Even the kids had their tasks to perform, along with the usual school and homework. Sometimes it was a juggling act and it was not always easy.
To start off with, just keeping the lighthouse in good repair was a full time job. The ocean's saltwater would cause metal to rust and paint to peel, not to mention cause dry rot in floorboards and mechanical devices to fall apart. The old military saying "if it moves feed it. if it doesn't move paint it," worked well for lighthouses.
And, what about keeping the light itself working?
First of all. the lighthouses used to have a curtain in the lantern room that was opened at night. The curtain prevented the sunlight from being focused through the prisms during the day and starting fires on the ground, or blackening the inside walls of the lantern room.
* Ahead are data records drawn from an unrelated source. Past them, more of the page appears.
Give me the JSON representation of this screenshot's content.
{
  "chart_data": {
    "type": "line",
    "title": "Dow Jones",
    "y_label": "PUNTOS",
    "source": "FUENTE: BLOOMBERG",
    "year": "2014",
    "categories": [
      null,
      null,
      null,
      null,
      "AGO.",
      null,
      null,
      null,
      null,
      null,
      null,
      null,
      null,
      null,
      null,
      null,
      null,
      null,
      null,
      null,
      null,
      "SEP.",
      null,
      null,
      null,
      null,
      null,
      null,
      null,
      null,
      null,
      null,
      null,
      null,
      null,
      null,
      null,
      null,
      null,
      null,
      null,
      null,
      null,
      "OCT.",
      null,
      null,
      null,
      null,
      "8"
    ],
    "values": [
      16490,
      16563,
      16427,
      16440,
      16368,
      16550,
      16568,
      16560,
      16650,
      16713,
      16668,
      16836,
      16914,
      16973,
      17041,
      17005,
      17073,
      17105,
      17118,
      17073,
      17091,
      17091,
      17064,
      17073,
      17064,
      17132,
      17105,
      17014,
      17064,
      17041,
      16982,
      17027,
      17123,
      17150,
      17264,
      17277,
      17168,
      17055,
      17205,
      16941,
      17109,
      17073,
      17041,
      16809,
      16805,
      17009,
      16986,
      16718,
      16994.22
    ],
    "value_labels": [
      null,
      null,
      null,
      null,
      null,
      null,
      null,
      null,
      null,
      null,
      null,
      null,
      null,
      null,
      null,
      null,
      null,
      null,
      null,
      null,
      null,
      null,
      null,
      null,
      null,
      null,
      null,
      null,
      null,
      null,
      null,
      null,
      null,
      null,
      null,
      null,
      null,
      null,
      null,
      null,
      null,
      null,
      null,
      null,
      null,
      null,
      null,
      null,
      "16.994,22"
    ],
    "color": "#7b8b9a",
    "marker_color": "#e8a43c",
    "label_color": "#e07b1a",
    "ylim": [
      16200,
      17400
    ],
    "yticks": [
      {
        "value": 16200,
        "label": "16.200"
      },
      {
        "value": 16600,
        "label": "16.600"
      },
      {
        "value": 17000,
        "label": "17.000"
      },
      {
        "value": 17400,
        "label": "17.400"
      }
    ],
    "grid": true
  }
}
Next, the weights driving the clock mechanism that rotated the Fresnel light had to be cranked upward to the tower. This had to be done every eight hours, so in the winter months it was done more than once a night.
Now attention had to be given to the lamp itself. A small supply of lamp oil to fuel the lamp had to be fetched from the oil house just north of the main building. The lamps' wicks had to be trimmed, the chimneys cleaned of soot, and the reservoir filled with fresh oil. This was all done every four hours. The glass prisms were polished as needed.
There have been many books written about how the lightkeeper's children would take care of the lighthouse operations if the parents had to go on short trips. Sometimes bad weather or other problems would keep the parents away from their duties for several days and it would fall to the children to keep the ships safe and out of harm's way. One of the best selling books in the Battery Point Lighthouse gift shop is called "Walk Across the Sea." It is about a lighthouse keeper's daughter left to tend to the light but her father was gone longer than expected and it fell to her to keep the lighthouse going.
Many times the families are asked to pitch in and help with the family business. The children or merchants are asked to mind the store and farm kids are no strangers to the hard work that goes into getting in the crops.
Being a lighthouse keeper was a government job but it often took the whole family to get the work done. We salute those families that came before us and kept the ships safe and off the rocks.